S’il y a quelque chose qui est anormal, il ne faut pas continuer à faire les choses qui sont anormales. On ne peut pas normaliser ces choses qui ne sont pas normales. Ce n’est pas normal pour l’Afrique de continuer à faire de l’exportation de matières primaires. Ce n’est pas normal de faire des exportations de fèves de cacao. Ce n’est pas normal de faire de l’exportation de fibre de coton. Ce n’est pas normal de faire de l’exportation de café.

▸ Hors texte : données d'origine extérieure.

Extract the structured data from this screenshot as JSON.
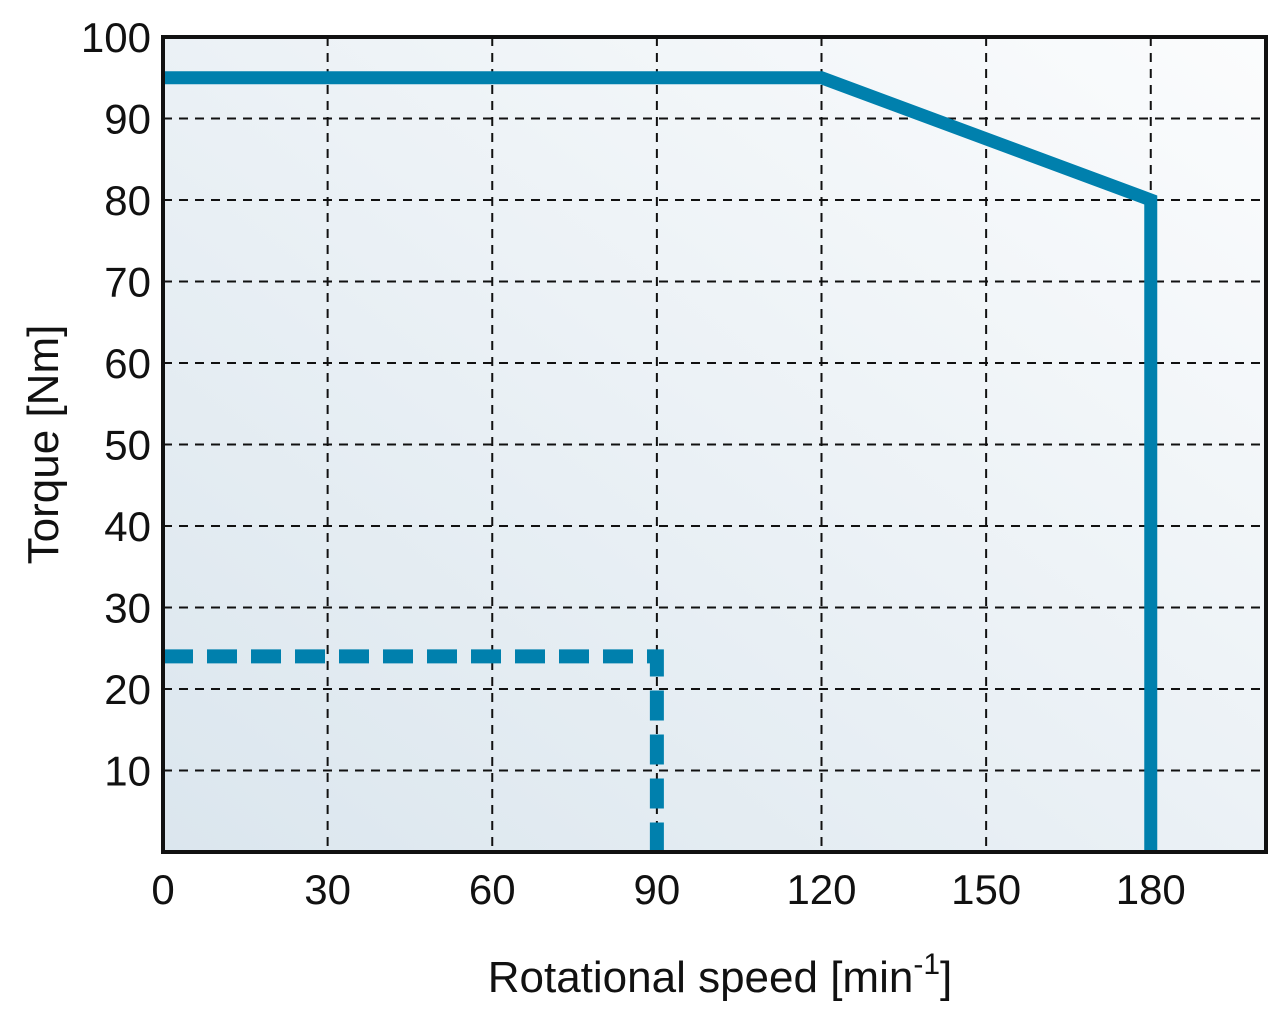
{
  "chart_data": {
    "type": "line",
    "title": "",
    "xlabel": "Rotational speed [min",
    "xlabel_sup": "-1",
    "xlabel_suffix": "]",
    "ylabel": "Torque [Nm]",
    "xlim": [
      0,
      201
    ],
    "ylim": [
      0,
      100
    ],
    "x_ticks": [
      0,
      30,
      60,
      90,
      120,
      150,
      180
    ],
    "x_tick_labels": [
      "0",
      "30",
      "60",
      "90",
      "120",
      "150",
      "180"
    ],
    "y_ticks": [
      10,
      20,
      30,
      40,
      50,
      60,
      70,
      80,
      90,
      100
    ],
    "y_tick_labels": [
      "10",
      "20",
      "30",
      "40",
      "50",
      "60",
      "70",
      "80",
      "90",
      "100"
    ],
    "grid": true,
    "colors": {
      "series": "#0080ad",
      "grid": "#111111",
      "frame": "#111111",
      "bg_light": "#fbfcfd",
      "bg_dark": "#dbe6ee"
    },
    "series": [
      {
        "style": "solid",
        "points": [
          [
            0,
            95
          ],
          [
            120,
            95
          ],
          [
            180,
            80
          ],
          [
            180,
            0
          ]
        ]
      },
      {
        "style": "dashed",
        "points": [
          [
            0,
            24
          ],
          [
            90,
            24
          ],
          [
            90,
            0
          ]
        ]
      }
    ]
  }
}
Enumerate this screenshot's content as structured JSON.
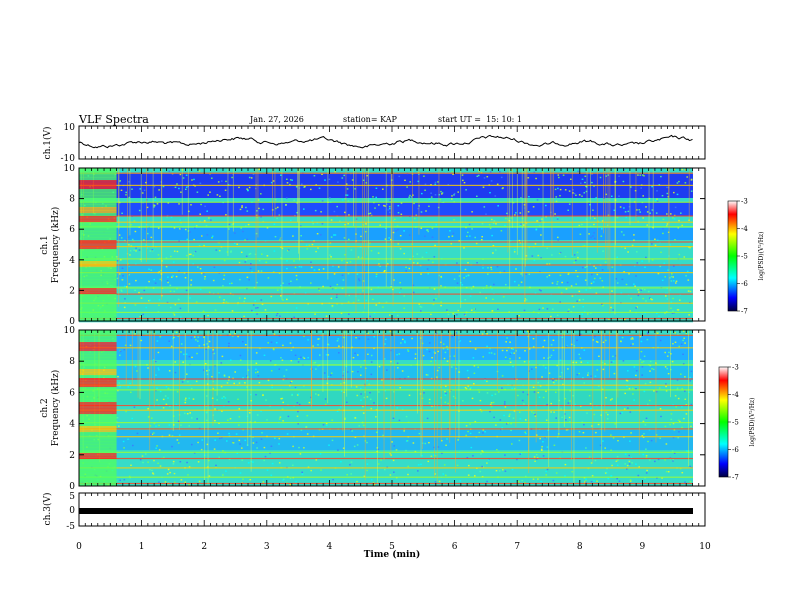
{
  "chart_data": {
    "type": "heatmap",
    "title": "VLF Spectra",
    "date": "Jan. 27, 2026",
    "station": "station= KAP",
    "start": "start UT =  15: 10: 1",
    "x": {
      "label": "Time (min)",
      "range": [
        0,
        10
      ],
      "ticks": [
        "0",
        "1",
        "2",
        "3",
        "4",
        "5",
        "6",
        "7",
        "8",
        "9",
        "10"
      ]
    },
    "panels": [
      {
        "id": "ch1-waveform",
        "type": "line",
        "ylabel": "ch.1(V)",
        "yrange": [
          -10,
          10
        ],
        "ticks": [
          "10",
          "-10"
        ]
      },
      {
        "id": "ch1-spectrogram",
        "type": "heatmap",
        "ylabel": "ch.1 Frequency (kHz)",
        "ylabel_top": "ch.1",
        "ylabel_bottom": "Frequency (kHz)",
        "yrange": [
          0,
          10
        ],
        "ticks": [
          "0",
          "2",
          "4",
          "6",
          "8",
          "10"
        ]
      },
      {
        "id": "ch2-spectrogram",
        "type": "heatmap",
        "ylabel": "ch.2 Frequency (kHz)",
        "ylabel_top": "ch.2",
        "ylabel_bottom": "Frequency (kHz)",
        "yrange": [
          0,
          10
        ],
        "ticks": [
          "0",
          "2",
          "4",
          "6",
          "8",
          "10"
        ]
      },
      {
        "id": "ch3-waveform",
        "type": "line",
        "ylabel": "ch.3(V)",
        "yrange": [
          -5,
          5
        ],
        "ticks": [
          "5",
          "0",
          "-5"
        ]
      }
    ],
    "colorbar": {
      "label": "log(PSD)(V²/Hz)",
      "range": [
        -7,
        -3
      ],
      "ticks": [
        "-3",
        "-4",
        "-5",
        "-6",
        "-7"
      ]
    },
    "colormap": [
      "#7f0000",
      "#ff0000",
      "#ff8000",
      "#ffff00",
      "#80ff80",
      "#00ffff",
      "#0080ff",
      "#0000ff",
      "#00007f"
    ]
  }
}
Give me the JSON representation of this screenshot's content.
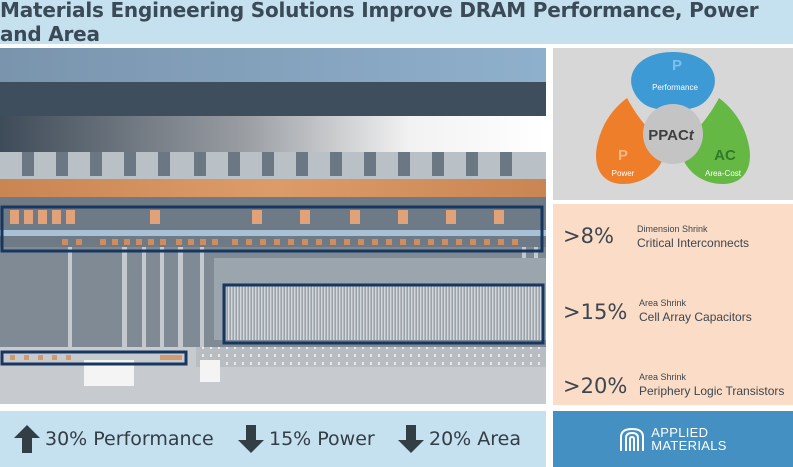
{
  "title": "Materials Engineering Solutions Improve DRAM Performance, Power and Area",
  "ppact": {
    "center_label": "PPAC",
    "center_suffix": "t",
    "performance_letter": "P",
    "performance_label": "Performance",
    "power_letter": "P",
    "power_label": "Power",
    "areacost_letter": "AC",
    "areacost_label": "Area-Cost",
    "colors": {
      "performance": "#3d9ad4",
      "power": "#ee7e2a",
      "areacost": "#66b845"
    }
  },
  "stats": [
    {
      "value": ">8%",
      "sub": "Dimension Shrink",
      "main": "Critical Interconnects"
    },
    {
      "value": ">15%",
      "sub": "Area Shrink",
      "main": "Cell Array Capacitors"
    },
    {
      "value": ">20%",
      "sub": "Area Shrink",
      "main": "Periphery Logic Transistors"
    }
  ],
  "metrics": [
    {
      "label": "30% Performance",
      "direction": "up",
      "icon": "arrow-up-icon"
    },
    {
      "label": "15% Power",
      "direction": "down",
      "icon": "arrow-down-icon"
    },
    {
      "label": "20% Area",
      "direction": "down",
      "icon": "arrow-down-icon"
    }
  ],
  "brand": {
    "line1": "APPLIED",
    "line2": "MATERIALS",
    "icon": "applied-materials-logo-icon"
  }
}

Les secrets des richesses des pays sont clairs : les pays qui sont riches dans le monde ce sont les pays qui font de l’industrialisation et de la valeur ajoutée de tout ce qu’ils produisent. Les pays qui sont pauvres dans le monde : ce sont les pays qui font de l’exportation de matières premières. Raison pour laquelle la Banque Africaine de Développement a mis beaucoup l’accent sur l’industrialisation pour l’Afrique.

L’année passée on a mobilisé 600 millions de dollars au Ghana, pour faire la transformation de cacao. On avait donné sept millions de dollars aussi pour le conseil café cacao de la Côte d’Ivoire, pour  commencer le changement de gouvernance dans ce secteur. Il n’y a a aucun cas où un pays sort de la pauvreté sans avoir une industrialisation. À la BAD nous pensons que l’industrialisation que l’Afrique  doit être une agro-industrialisation. C’est cette industrialisation de l’agriculture qui peut donner l’opportunité de faire sortir des millions de nos compatriotes, qui sont là dans le milieu rural. Et moi, président de la Banque africaine de développement, je n’accepte pas que la pauvreté soit l’avantage comparatif de l’Afrique.